Na Alemanha, Souchy atuou como articulista e editor no Der Syndikalist, veículo oficial dos anarco-sindicalistas alemães, e teve papel central na fundação, em Berlim, da Associação Internacional dos Trabalhadores, ativa até os dias atuais. Com a ascensão dos nazistas, ele deixou o território alemão e se envolveu diretamente com a Guerra Civil Espanhola, atuando em especial na disseminação de informações para fora daquele país. A experiência rendeu um de seus livros mais famosos, “A trágica semana de maio” (1937), relato em primeira pessoa dos violentos acontecimentos daqueles dias.

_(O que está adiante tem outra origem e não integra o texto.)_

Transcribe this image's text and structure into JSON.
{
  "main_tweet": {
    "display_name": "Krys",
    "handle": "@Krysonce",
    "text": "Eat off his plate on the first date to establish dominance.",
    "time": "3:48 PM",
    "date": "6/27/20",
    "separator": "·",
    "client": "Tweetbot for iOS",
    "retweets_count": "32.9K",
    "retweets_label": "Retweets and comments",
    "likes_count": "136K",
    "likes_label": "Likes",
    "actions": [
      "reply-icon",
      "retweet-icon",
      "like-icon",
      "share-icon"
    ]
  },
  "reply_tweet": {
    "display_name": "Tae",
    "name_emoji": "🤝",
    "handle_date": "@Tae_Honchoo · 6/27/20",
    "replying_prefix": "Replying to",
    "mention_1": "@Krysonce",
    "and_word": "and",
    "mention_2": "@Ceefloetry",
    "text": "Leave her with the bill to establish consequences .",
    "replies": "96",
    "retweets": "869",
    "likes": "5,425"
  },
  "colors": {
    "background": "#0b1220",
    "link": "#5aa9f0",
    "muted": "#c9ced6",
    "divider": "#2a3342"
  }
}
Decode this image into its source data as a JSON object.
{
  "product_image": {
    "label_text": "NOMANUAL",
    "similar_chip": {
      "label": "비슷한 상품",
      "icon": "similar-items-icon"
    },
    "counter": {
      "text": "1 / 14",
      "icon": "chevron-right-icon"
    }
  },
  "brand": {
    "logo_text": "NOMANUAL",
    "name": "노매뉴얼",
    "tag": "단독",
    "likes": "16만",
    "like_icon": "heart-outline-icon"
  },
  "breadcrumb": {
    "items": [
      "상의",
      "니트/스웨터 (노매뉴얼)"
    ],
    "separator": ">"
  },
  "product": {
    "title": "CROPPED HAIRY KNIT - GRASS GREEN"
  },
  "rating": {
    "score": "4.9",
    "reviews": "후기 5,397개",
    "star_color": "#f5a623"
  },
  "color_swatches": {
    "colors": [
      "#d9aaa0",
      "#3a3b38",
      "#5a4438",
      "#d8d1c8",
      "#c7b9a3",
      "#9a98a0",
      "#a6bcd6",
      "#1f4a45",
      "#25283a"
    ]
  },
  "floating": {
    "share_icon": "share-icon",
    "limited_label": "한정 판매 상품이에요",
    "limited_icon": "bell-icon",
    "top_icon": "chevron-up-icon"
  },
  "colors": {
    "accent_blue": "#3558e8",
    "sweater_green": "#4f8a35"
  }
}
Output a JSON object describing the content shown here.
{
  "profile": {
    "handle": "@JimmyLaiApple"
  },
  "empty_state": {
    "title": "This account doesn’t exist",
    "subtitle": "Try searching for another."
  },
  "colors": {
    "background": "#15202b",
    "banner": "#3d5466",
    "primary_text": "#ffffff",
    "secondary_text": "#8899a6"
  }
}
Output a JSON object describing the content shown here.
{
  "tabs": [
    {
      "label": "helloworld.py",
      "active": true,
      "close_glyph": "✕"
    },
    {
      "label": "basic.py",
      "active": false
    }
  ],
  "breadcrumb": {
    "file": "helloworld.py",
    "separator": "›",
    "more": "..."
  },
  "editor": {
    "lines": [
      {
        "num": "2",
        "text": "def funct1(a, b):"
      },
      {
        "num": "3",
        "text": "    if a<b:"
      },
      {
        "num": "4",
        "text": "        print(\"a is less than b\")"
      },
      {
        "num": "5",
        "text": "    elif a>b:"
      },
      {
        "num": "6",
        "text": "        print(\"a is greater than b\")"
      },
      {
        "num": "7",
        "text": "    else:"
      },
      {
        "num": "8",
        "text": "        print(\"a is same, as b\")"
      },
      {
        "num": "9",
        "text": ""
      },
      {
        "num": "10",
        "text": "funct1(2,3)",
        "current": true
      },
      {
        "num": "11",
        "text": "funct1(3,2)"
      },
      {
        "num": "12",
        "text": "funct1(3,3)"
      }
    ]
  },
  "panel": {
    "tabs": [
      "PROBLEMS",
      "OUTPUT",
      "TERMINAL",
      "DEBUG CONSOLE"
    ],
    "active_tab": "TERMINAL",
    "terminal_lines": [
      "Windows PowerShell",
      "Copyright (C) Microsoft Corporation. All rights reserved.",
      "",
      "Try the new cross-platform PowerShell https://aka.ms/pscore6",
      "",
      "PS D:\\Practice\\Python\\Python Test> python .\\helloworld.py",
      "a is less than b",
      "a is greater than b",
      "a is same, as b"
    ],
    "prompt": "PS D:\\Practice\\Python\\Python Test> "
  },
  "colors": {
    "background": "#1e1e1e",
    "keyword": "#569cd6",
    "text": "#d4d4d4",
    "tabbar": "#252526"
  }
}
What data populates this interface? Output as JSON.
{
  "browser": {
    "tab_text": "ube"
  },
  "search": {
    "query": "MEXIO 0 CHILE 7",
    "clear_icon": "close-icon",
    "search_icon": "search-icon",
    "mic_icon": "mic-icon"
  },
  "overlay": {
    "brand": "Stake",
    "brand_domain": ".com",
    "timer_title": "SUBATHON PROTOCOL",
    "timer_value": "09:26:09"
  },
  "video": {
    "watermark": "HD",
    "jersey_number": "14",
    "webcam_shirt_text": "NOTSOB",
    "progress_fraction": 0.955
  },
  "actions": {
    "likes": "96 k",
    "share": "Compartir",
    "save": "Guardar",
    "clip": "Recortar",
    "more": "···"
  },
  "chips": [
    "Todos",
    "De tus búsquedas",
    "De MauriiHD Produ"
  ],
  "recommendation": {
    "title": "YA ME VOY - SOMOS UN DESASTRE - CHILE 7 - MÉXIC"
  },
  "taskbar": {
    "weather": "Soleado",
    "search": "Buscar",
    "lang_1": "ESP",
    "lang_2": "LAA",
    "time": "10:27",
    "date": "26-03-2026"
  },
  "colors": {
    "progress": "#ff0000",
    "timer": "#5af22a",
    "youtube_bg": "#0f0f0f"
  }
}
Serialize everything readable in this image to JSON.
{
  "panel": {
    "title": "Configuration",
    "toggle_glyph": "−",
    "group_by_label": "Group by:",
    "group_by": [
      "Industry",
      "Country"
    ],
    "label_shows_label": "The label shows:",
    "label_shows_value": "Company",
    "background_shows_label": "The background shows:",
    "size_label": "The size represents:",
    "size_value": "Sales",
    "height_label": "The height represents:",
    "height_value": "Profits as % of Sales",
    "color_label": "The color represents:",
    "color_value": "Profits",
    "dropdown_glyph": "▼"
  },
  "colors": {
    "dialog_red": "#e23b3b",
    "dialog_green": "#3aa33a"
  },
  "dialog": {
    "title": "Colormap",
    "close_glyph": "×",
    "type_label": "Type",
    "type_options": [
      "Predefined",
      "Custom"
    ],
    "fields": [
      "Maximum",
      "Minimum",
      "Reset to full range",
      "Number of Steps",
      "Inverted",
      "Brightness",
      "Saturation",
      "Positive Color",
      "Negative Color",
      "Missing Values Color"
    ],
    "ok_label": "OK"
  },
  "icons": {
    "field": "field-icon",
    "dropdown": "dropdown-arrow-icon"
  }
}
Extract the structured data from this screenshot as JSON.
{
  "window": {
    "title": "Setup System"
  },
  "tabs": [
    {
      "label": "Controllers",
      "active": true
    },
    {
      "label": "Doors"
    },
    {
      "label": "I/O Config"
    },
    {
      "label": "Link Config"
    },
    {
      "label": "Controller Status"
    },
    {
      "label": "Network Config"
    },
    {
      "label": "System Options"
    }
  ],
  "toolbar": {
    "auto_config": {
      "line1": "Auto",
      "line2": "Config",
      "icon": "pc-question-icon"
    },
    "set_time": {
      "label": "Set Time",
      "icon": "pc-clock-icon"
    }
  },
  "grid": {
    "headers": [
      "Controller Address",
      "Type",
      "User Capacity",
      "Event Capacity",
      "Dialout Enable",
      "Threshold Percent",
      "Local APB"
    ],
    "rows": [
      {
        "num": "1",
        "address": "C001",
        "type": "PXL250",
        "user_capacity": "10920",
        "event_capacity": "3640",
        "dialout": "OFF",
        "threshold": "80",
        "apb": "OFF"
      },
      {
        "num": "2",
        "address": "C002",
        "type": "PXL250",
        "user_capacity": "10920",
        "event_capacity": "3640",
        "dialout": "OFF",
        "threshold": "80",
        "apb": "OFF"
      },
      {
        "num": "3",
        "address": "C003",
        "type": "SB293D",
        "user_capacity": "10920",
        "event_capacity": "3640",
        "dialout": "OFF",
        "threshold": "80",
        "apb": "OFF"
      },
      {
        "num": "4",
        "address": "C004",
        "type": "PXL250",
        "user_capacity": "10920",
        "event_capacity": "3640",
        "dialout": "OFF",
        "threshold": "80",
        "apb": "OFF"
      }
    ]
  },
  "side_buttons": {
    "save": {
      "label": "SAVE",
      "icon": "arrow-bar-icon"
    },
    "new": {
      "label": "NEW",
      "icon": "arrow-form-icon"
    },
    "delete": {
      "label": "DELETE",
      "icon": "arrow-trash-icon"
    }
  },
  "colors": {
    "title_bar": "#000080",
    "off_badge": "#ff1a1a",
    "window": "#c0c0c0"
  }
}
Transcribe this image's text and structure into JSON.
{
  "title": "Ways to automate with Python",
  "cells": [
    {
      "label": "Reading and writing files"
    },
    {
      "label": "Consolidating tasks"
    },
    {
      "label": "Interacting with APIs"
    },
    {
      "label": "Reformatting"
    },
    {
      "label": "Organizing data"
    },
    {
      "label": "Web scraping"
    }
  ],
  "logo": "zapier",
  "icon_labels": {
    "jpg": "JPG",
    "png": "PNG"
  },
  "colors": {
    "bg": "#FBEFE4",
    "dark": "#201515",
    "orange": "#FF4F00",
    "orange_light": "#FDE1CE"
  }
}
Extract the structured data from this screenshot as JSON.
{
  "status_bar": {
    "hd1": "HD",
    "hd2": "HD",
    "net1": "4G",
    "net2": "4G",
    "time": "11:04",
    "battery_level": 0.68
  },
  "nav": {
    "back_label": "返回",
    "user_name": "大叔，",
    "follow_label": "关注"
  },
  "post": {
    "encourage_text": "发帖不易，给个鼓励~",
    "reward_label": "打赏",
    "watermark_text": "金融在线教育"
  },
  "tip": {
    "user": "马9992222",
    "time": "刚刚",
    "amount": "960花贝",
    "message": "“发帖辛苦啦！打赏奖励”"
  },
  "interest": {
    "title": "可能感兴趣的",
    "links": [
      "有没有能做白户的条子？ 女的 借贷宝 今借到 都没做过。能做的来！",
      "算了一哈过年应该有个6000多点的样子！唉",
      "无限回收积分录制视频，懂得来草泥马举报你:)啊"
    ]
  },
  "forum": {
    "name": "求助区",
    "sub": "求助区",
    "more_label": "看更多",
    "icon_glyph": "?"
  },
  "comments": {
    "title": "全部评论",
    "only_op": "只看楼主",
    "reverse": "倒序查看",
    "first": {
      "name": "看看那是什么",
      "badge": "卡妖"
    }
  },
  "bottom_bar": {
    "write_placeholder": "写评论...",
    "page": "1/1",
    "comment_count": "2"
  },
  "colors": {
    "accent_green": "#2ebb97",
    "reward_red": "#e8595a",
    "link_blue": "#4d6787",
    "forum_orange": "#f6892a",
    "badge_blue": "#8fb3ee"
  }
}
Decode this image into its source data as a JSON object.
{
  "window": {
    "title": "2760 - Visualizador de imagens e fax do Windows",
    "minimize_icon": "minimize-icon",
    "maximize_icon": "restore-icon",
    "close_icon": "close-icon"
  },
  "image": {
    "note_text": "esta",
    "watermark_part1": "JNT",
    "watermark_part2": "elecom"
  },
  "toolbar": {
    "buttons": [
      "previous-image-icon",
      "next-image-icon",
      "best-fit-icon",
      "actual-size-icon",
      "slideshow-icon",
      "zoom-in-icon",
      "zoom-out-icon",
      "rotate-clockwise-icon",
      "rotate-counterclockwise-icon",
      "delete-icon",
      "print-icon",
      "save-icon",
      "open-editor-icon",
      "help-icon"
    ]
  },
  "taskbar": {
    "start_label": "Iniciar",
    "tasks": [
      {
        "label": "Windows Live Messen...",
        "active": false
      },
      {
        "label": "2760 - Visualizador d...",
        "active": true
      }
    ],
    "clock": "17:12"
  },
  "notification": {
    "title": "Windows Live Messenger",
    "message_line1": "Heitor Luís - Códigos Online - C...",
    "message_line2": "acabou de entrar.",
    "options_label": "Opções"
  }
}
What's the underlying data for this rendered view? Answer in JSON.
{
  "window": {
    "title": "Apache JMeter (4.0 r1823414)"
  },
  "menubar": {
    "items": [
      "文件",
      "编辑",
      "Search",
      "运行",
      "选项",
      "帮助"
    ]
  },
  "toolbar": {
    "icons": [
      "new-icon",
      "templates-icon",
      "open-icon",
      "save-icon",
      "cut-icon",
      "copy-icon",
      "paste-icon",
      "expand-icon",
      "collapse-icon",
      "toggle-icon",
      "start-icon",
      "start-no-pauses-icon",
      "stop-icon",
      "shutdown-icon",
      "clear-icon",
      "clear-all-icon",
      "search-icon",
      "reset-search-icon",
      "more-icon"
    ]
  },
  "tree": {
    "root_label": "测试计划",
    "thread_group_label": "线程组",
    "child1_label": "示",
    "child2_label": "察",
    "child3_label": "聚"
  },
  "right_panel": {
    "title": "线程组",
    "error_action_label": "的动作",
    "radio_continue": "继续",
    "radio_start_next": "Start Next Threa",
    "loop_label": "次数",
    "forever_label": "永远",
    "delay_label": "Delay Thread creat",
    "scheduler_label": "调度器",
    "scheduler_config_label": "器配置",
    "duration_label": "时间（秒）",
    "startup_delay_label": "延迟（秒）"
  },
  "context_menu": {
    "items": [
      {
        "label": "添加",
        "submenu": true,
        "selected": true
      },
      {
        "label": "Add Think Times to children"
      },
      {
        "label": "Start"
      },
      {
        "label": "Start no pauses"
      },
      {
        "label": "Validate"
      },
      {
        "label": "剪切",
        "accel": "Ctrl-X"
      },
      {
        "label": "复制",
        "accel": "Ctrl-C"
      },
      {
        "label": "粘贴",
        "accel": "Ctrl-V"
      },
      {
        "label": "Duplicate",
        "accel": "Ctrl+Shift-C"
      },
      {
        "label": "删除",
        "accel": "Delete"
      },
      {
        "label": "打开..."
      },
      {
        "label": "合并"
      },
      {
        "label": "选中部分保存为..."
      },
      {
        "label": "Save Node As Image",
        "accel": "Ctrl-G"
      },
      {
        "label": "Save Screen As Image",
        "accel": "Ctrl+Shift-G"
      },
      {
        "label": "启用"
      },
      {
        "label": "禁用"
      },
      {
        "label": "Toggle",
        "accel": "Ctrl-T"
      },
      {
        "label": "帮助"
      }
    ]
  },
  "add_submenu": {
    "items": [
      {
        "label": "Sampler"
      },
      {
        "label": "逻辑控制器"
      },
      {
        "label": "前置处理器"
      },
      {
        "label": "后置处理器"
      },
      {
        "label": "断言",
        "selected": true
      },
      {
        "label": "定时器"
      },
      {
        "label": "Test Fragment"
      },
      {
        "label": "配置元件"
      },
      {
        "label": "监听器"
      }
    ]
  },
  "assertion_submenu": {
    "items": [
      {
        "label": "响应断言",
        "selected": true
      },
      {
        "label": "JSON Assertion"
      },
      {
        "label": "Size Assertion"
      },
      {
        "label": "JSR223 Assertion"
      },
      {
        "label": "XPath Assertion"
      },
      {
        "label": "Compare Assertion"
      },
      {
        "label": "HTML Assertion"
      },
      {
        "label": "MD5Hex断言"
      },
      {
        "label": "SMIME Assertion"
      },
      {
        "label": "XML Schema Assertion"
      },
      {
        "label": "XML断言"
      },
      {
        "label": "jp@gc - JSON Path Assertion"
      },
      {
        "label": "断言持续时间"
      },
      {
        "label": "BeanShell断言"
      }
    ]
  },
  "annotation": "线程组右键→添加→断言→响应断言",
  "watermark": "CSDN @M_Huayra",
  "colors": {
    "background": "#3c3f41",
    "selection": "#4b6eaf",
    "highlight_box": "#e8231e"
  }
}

Foi fugindo da perseguição que Souchy veio para a América Latina, passando a conhecer e escrever uma série de coletivos, descritos em obras como “Com os Camponeses de Aragão”, publicada em 1982.
Em sua agitada trajetória, Augustin Souchy conheceu os kibbutz em Israel, esteve em Cuba e viajou por vários países latinos e africanos, buscando incentivar a criação de sindicatos ligados ao pensamento anarquista. Era conhecido como um ativista incansável, produzindo e distribuindo panfletos onde quer que estivesse e comparecendo a todas as movimentações populares que fosse capaz. Suas muitas viagens e atividades de campo, unidas ao seu notório conhecimento da teoria anarquista, fizeram dele um dos mais respeitados especialistas em comunidades autogestionadas em todo o mundo. O reconhecimento fora dos núcleos libertários viria a partir dos anos 1960, quando estabeleceu-se em Munique, na Alemanha, e passou a ser chamado frequentemente para entrevistas e participações em vídeo. Acabou contratado pela OIT, em 1963, como especialista em educação. O próprio Souchy riu da ironia da situação, dizendo: “E pensar que, aos 71 anos, estou arranjando meu primeiro emprego!”
Após uma vida singular, Augustin Souchy faleceu no primeiro dia de 1984, aos 91 anos, em decorrência de uma pneumonia. Ele já sofria com Alzheimer há alguns anos, condição que o forçou a reduzir suas atividades nos últimos anos de sua vida. Avesso a formalidades e liturgias, o anarquista foi fiel a seus princípios até o fim: pediu que não houvesse velório ou enterro, e doou seu corpo para uso da ciência.